Он подошел совсем близко, вышел из-за кустов и, невидимый, встал за кругом света. У костра тихо пели. Это была незнакомая ему украинская песня, тягучая, нежная, с непривычной для жителя Средней России сложной мелодией. Тоненько, жалобно пела Зина, весовщица со станции Дарница, кондукторша Маша ей подтягивала хрипловато, испито-нежно. В этой песне у ночного костра была нежданная, пронзительная красота… Зенкович сделал шаг вперед. Шура его заметила. Она подвинулась, продолжая петь, очистила место рядом с собой. Он опустился, оперся о ее теплое плечо. Шура пела, тайком перебирая его волосы.
Он смотрел на звездное небо. Одна из звезд светилась особенно ярко, отчаянно ярко. Может, это был свет звезды, погасшей тысячу лет назад. Зенкович думал о том, что к тому времени, как звезда эта окончательно погаснет, когда иссякнет ее свет, ветер развеет и его волосы, и пальцы, перебирающие их… Может, сохранится еще пепел костра или котелок, оброненный старостой в кустах. Какие-нибудь люди, если люди, если люди еще будут существовать тогда на Земле, найдут и этот котелок, и этот немногословный пепел, освященные временем. И подумают о тех, кто оставил им ничтожные эти следы. Ушедшие будут непонятными, и действия их будут освящены временем, веками, расстоянием, воспоминанием о великих бедах и катаклизмах… Где-то в безднах времени затеряется и этот миг умиленья, пережитый сейчас Зенковичем, не больший и не меньший, чем прочие, может, равный всем прочим мигам…
Зенкович увидел у костра Наденьку. Она мирно спала, положив голову на колени мужа. Перед лицом бездны открытой Зенковичу, их сегодняшние страдания были малы и несущественны, их вина мизерна, их предательства ничтожны. А может, их и не было вовсе — ни этой вины, ни предательств. Надя была обманута в своих брачных ожиданиях, она дополучала то, чего не получила в свой срок и, может, никогда не получит больше… Сознавая ужасающую краткость своего века, человек пытался жить в нескольких плоскостях сразу, пытался прожить несколько разных жизней. Не Зенковичу с его страхом перед временем было винить кого бы то ни было за это.
Откуда она пришла, эта прекрасная украинская песня? Из какого сора выросли эти стихи?

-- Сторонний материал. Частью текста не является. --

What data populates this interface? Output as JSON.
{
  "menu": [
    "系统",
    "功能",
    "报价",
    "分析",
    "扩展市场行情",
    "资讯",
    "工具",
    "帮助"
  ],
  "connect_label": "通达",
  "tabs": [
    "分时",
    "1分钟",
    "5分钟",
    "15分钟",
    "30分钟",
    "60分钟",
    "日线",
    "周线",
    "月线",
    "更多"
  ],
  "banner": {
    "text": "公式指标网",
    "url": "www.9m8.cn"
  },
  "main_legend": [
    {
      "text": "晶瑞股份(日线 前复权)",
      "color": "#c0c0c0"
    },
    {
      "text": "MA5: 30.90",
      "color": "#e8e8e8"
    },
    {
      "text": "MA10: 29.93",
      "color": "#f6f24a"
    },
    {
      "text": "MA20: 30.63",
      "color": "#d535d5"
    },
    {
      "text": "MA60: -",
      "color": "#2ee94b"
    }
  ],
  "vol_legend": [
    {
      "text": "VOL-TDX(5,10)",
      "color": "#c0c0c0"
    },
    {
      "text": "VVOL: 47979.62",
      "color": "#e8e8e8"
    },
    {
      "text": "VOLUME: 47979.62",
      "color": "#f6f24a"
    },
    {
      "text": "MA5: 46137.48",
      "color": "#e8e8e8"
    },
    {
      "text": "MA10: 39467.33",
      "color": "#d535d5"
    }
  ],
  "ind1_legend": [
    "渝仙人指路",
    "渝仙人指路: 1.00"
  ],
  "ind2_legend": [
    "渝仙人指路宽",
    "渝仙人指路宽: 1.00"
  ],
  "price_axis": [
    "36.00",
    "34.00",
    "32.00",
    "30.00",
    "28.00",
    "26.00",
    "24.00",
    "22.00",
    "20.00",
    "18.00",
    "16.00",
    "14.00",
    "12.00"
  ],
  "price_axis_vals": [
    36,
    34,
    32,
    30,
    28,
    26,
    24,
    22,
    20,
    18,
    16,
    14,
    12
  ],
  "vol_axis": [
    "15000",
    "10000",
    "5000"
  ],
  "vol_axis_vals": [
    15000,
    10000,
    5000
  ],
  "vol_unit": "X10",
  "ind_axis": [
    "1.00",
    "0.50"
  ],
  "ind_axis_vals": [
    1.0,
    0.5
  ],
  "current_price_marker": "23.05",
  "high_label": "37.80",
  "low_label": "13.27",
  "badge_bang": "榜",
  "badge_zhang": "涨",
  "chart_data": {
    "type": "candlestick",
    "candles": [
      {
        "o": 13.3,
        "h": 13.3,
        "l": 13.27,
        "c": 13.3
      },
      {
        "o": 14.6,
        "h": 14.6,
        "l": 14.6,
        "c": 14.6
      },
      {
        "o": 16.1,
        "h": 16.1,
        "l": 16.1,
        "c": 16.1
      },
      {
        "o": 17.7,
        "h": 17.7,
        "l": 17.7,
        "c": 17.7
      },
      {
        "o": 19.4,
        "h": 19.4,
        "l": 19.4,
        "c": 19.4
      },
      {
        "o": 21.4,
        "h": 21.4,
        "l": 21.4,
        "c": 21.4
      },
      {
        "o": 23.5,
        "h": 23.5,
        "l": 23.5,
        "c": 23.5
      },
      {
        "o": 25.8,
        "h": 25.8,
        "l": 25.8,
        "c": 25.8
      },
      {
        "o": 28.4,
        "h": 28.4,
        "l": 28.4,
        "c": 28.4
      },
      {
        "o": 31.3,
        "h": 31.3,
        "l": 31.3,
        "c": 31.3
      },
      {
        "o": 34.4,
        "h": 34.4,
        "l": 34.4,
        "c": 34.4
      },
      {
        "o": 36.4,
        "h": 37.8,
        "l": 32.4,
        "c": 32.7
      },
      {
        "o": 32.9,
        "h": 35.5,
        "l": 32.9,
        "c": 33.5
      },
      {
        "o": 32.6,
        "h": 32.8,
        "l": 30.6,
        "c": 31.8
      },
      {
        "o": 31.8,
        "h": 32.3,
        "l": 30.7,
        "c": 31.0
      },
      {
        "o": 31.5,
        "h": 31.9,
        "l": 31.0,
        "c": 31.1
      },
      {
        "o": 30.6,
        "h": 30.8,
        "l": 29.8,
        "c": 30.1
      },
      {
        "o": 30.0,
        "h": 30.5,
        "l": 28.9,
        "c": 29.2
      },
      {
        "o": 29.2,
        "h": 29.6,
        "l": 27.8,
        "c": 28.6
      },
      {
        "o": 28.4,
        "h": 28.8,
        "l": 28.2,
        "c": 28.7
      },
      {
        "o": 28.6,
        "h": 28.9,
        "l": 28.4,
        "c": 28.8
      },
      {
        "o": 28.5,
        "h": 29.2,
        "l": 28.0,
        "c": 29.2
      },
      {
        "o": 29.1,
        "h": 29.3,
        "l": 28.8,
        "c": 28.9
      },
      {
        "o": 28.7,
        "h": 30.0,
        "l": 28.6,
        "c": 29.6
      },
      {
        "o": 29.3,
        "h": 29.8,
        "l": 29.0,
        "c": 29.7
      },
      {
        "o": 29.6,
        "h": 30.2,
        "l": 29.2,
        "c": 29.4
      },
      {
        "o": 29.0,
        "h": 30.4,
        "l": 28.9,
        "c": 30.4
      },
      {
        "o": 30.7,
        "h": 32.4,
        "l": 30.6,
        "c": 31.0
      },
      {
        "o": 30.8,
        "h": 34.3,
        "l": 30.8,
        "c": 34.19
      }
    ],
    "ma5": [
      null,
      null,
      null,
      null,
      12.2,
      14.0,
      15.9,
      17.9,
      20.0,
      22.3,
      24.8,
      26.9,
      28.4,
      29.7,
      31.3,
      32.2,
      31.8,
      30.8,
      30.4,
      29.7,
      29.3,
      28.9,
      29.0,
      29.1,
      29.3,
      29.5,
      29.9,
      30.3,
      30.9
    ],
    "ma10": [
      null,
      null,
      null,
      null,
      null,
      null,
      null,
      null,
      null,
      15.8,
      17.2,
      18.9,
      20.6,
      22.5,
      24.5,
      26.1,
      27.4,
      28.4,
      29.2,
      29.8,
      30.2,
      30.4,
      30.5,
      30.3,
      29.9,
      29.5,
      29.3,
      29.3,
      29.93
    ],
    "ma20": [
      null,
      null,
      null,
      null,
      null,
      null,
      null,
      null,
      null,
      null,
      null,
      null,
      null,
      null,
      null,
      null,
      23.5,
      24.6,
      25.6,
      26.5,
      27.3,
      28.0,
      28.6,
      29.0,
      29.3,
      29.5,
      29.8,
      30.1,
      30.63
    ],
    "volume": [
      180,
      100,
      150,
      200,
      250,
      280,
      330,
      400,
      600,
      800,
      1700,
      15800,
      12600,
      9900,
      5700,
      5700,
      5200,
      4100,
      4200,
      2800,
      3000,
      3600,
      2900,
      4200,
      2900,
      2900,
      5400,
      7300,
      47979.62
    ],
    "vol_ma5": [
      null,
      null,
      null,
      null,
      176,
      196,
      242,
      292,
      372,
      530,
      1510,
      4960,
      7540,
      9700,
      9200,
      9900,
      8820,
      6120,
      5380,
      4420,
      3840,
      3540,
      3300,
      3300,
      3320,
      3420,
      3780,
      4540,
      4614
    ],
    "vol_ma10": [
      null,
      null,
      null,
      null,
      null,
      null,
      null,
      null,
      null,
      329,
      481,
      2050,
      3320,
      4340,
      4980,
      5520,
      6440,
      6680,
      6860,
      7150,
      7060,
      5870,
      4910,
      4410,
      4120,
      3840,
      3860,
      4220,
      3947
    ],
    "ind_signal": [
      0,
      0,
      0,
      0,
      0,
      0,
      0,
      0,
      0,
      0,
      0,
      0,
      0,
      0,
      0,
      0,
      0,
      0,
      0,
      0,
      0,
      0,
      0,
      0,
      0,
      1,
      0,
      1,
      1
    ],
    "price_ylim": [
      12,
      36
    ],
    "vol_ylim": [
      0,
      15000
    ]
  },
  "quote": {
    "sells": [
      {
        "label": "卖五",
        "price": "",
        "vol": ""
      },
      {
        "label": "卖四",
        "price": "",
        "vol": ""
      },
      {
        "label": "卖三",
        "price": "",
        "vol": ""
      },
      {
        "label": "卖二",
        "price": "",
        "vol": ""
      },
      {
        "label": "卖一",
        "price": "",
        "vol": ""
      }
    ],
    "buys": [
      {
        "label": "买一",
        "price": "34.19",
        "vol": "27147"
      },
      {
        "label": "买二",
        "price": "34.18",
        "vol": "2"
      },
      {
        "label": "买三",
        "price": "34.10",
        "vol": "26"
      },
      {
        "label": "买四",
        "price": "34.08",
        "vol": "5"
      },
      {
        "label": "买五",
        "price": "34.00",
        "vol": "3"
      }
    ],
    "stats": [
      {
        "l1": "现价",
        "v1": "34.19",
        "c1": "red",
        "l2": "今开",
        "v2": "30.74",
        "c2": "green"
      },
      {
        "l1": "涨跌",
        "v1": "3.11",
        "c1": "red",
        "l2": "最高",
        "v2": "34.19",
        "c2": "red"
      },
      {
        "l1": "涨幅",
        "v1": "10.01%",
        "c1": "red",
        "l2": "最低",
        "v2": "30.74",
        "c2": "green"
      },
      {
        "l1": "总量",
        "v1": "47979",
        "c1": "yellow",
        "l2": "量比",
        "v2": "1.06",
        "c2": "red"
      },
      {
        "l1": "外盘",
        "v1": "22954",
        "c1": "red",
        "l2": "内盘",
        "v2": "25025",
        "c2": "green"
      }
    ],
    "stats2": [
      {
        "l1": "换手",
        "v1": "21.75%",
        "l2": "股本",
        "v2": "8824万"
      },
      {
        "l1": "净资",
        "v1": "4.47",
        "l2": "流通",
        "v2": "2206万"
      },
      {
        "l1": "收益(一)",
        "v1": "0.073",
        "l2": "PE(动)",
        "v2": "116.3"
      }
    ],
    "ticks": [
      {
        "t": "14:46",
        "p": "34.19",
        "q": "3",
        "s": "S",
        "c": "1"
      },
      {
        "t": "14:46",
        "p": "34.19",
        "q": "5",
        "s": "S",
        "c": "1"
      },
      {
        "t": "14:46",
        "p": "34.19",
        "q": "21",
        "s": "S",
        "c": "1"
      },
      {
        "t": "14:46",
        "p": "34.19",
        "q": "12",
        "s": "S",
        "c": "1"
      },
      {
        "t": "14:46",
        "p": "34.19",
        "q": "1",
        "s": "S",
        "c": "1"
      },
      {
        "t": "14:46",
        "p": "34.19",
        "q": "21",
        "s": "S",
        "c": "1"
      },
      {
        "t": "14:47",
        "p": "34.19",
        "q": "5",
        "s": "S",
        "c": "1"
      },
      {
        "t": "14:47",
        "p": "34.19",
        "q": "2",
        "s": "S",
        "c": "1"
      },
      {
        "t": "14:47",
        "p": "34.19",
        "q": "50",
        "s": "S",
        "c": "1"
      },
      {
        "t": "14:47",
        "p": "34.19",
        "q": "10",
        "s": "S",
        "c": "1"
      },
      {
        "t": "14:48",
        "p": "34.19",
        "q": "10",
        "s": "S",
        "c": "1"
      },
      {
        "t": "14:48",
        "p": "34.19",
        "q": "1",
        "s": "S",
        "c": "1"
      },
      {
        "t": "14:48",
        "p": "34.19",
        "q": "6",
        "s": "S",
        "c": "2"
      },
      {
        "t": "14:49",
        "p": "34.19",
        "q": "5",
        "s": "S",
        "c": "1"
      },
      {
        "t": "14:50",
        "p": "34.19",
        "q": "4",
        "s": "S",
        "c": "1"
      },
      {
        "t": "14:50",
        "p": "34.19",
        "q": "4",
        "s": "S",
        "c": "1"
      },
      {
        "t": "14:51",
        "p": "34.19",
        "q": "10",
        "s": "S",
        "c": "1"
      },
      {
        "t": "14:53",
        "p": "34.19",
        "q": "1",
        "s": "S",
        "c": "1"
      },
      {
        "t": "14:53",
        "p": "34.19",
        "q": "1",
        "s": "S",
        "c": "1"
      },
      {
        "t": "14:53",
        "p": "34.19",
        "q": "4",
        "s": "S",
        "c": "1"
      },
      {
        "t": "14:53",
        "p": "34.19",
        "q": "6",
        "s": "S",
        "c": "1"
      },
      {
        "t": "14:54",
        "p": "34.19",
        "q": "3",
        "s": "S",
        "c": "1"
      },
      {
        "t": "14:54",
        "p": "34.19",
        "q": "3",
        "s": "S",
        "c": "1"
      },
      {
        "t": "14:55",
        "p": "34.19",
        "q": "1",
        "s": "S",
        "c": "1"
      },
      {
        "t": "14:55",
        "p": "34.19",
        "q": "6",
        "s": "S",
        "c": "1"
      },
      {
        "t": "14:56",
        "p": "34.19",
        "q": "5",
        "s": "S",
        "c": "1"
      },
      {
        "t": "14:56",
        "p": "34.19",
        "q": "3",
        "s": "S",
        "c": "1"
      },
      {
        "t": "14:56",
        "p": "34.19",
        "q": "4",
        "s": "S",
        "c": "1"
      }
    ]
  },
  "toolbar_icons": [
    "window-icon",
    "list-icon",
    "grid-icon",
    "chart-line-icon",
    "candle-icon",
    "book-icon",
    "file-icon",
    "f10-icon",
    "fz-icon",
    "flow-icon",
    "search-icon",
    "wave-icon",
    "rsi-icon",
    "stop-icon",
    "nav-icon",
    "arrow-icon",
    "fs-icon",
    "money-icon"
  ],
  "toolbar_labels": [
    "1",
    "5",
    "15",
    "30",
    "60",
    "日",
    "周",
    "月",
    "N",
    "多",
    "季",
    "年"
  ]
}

Звезды с холодным снисхождением смотрели на суетливых земных тварей. Мошкара-однодневка суетилась внизу, и день ее был неуловимо краток перед лицом звездной бездны. Зенкович прижал Шурину руку к своей щеке. Ему хотелось убедиться, что рука ее еще теплая, что щека его чувствует это тепло. Что оба они живы…
* * *Последний день похода группа делила между купанием в «ванне молодости» и репетицией походной песни. Для учета показателей групп на маршруте за образец были взяты не то соцсоревнование, не то полковой смотр. Одним из важнейших этапов в соревновании были возвращение на базу и групповой гимн. Группы сами должны были придумать и слова походной песни, и ее мелодию. Чаще мелодии, конечно, заимствовали у популярных шлягеров. В тексте же говорилось, как правило, о том, как славно отдохнула группа, как весело было ей в походе. И как грустно теперь возвращаться на службу. Туристы подшучивали над своими страданиями, а наиболее толковые сочинители ухитрялись выразить в той же песне и благодарность администрации (той самой администрации, которую неделю назад, и притом вполне справедливо, честили за неудобства и неурядицы), а также, конечно, инструктору своей группы, который был, без сомнения, лучшим из инструкторов турбазы, человеком, вложившим душу (Зенковича подмывало добавить, что не только душу) в членов своей группы. Программу торжественного возвращения на базу разрабатывал актив. Он же готовил песню и спич. Огрызков оказался одним из наиболее рьяных активистов. Зенкович прятался в чаще со своим романом или загорал возле «ванны молодости», которая представляла собой сильно избаламученное туристами озерко. Хотя никто всерьез не верил, что купание в этой луже омолаживает, всякий считал, что не следует упускать даже столь сомнительный шанс омоложения.